Texture Characterization by Using Shape Co-occurrence Patterns
This work addresses texture analysis for image understanding and pattern recognition, presenting a novel approach but likely incremental as it builds on shape-based methods.
The paper tackles texture characterization by introducing shape co-occurrence patterns, a flexible shape-based representation that encodes texture images into descriptive vectors using learned codewords from hierarchical shape relationships. Experiments on texture and scene datasets demonstrate its efficiency, though no concrete numerical results are provided.
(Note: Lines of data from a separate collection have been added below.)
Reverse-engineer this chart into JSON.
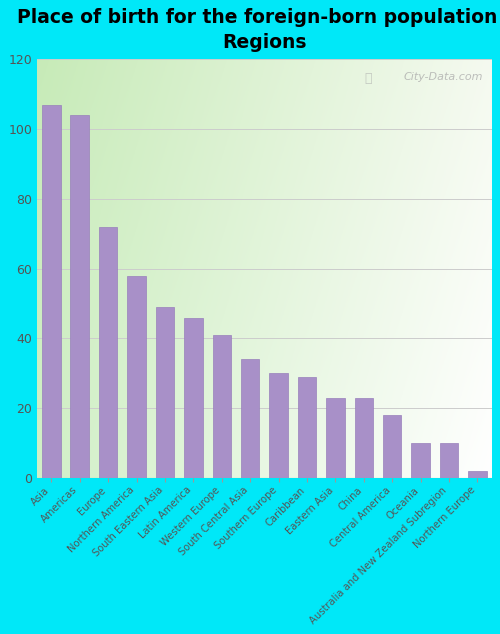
{
  "title": "Place of birth for the foreign-born population -\nRegions",
  "categories": [
    "Asia",
    "Americas",
    "Europe",
    "Northern America",
    "South Eastern Asia",
    "Latin America",
    "Western Europe",
    "South Central Asia",
    "Southern Europe",
    "Caribbean",
    "Eastern Asia",
    "China",
    "Central America",
    "Oceania",
    "Australia and New Zealand Subregion",
    "Northern Europe"
  ],
  "values": [
    107,
    104,
    72,
    58,
    49,
    46,
    41,
    34,
    30,
    29,
    23,
    23,
    18,
    10,
    10,
    2
  ],
  "bar_color": "#a890c8",
  "bar_edge_color": "#9880bb",
  "background_color_fig": "#00e8f8",
  "title_fontsize": 13.5,
  "ylim": [
    0,
    120
  ],
  "yticks": [
    0,
    20,
    40,
    60,
    80,
    100,
    120
  ],
  "watermark": "City-Data.com",
  "grad_topleft": "#c8e8b0",
  "grad_topright": "#e8f0c0",
  "grad_bottomleft": "#e0f8e0",
  "grad_bottomright": "#f8fff0"
}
Texture characterization is a key problem in image understanding and pattern recognition. In this paper, we present a flexible shape-based texture representation using shape co-occurrence patterns. More precisely, texture images are first represented by tree of shapes, each of which is associated with several geometrical and radiometric attributes. Then four typical kinds of shape co-occurrence patterns based on the hierarchical relationship of the shapes in the tree are learned as codewords. Three different coding methods are investigated to learn the codewords, with which, any given texture image can be encoded into a descriptive vector. In contrast with existing works, the proposed method not only inherits the strong ability to depict geometrical aspects of textures and the high robustness to variations of imaging conditions from the shape-based method, but also provides a flexible way to consider shape relationships and to compute high-order statistics on the tree. To our knowledge, this is the first time to use co-occurrence patterns of explicit shapes as a tool for texture analysis. Experiments on various texture datasets and scene datasets demonstrate the efficiency of the proposed method.